I have a table Items which stores fetched book data from Amazon. This Amazon data is inserted into Items as users browse the site, so any INSERT that occurs needs to be efficient.
Here’s the table:
CREATE TABLE IF NOT EXISTS `items` (
`Item_ID` int(10) unsigned NOT NULL AUTO_INCREMENT,
`Item_ISBN` char(13) DEFAULT NULL,
`Title` varchar(255) NOT NULL,
`Edition` varchar(20) DEFAULT NULL,
`Authors` varchar(255) DEFAULT NULL,
`Year` char(4) DEFAULT NULL,
`Publisher` varchar(50) DEFAULT NULL,
PRIMARY KEY (`Item_ID`),
UNIQUE KEY `Item_Data` (`Item_ISBN`,`Title`,`Edition`,`Authors`,`Year`,`Publisher`),
KEY `ISBN` (`Item_ISBN`)
) ENGINE=InnoDB DEFAULT CHARSET=utf8 ROW_FORMAT=COMPACT AUTO_INCREMENT=1 ;
Normalizing this table would presumably mean creating tables for Titles, Authors, and Publishers. My concern with doing this is that the insert would become too complex.. To insert a single Item, I’d have to:
- Check for the Publisher in Publishers to SELECT Publisher_ID, otherwise insert it and use mysql_insert_id() to get Publisher_ID.
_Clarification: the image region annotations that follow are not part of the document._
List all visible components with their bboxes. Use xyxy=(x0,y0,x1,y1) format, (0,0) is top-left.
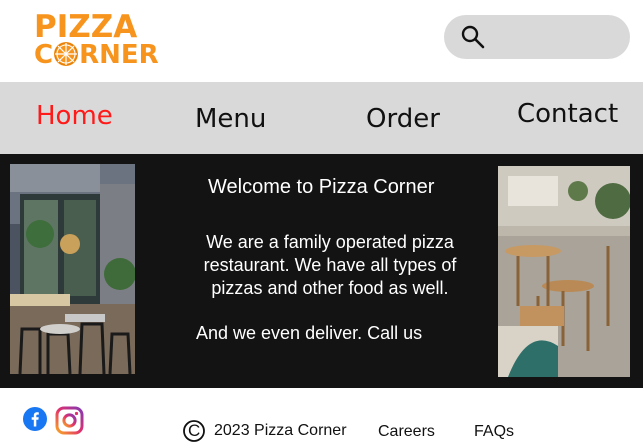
careers-link[interactable]: Careers xyxy=(378,423,435,441)
restaurant-exterior-photo xyxy=(10,164,135,374)
hero-description: We are a family operated pizza restauran… xyxy=(178,231,482,300)
nav-item-home[interactable]: Home xyxy=(36,101,113,131)
nav-bar: Home Menu Order Contact xyxy=(0,82,643,154)
faqs-link[interactable]: FAQs xyxy=(474,423,514,441)
copyright-symbol: C xyxy=(181,420,207,442)
hero-line-3: pizzas and other food as well. xyxy=(211,278,449,298)
hero-title: Welcome to Pizza Corner xyxy=(208,176,435,198)
search-icon[interactable] xyxy=(460,24,486,50)
search-input[interactable] xyxy=(444,15,630,59)
instagram-icon[interactable] xyxy=(55,406,84,435)
logo-top-text: PIZZA xyxy=(34,9,138,45)
copyright-text: 2023 Pizza Corner xyxy=(214,422,347,439)
logo-bottom-left: C xyxy=(34,40,54,70)
pizza-corner-logo[interactable]: PIZZA C RNER xyxy=(34,9,168,69)
logo-bottom-text: C RNER xyxy=(34,42,159,68)
nav-item-menu[interactable]: Menu xyxy=(195,104,266,134)
logo-bottom-right: RNER xyxy=(79,40,159,70)
pizza-icon xyxy=(54,42,79,66)
hero-line-1: We are a family operated pizza xyxy=(206,232,454,252)
nav-item-order[interactable]: Order xyxy=(366,104,440,134)
footer: C 2023 Pizza Corner Careers FAQs xyxy=(0,388,643,445)
nav-item-contact[interactable]: Contact xyxy=(517,99,618,129)
restaurant-interior-photo xyxy=(498,166,630,377)
facebook-icon[interactable] xyxy=(23,407,47,431)
copyright-letter: C xyxy=(188,421,201,440)
delivery-text: And we even deliver. Call us xyxy=(196,323,423,343)
hero-line-2: restaurant. We have all types of xyxy=(203,255,457,275)
header: PIZZA C RNER xyxy=(0,0,643,82)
- Check for the Authors in Authors to SELECT Authors_ID, otherwise insert it and use mysql_insert_id() to get Authors_ID.
- Check for the Title in Titles to SELECT Title_ID, otherwise insert it and use mysql_insert_id() to get Title_ID.
- Use those ID’s to finally insert the Item (which may in fact be a duplicate, so this whole process would have been a waste..)
Does that argue against normalization for this table?
Note: The goal of Items is not to create a comprehensive database of books, so that a user would say “Show me all the books by Publisher X.” The Items table is just used to cache Items for my users’ search results.
Considering your goal, I definitely wouldn’t normalize this.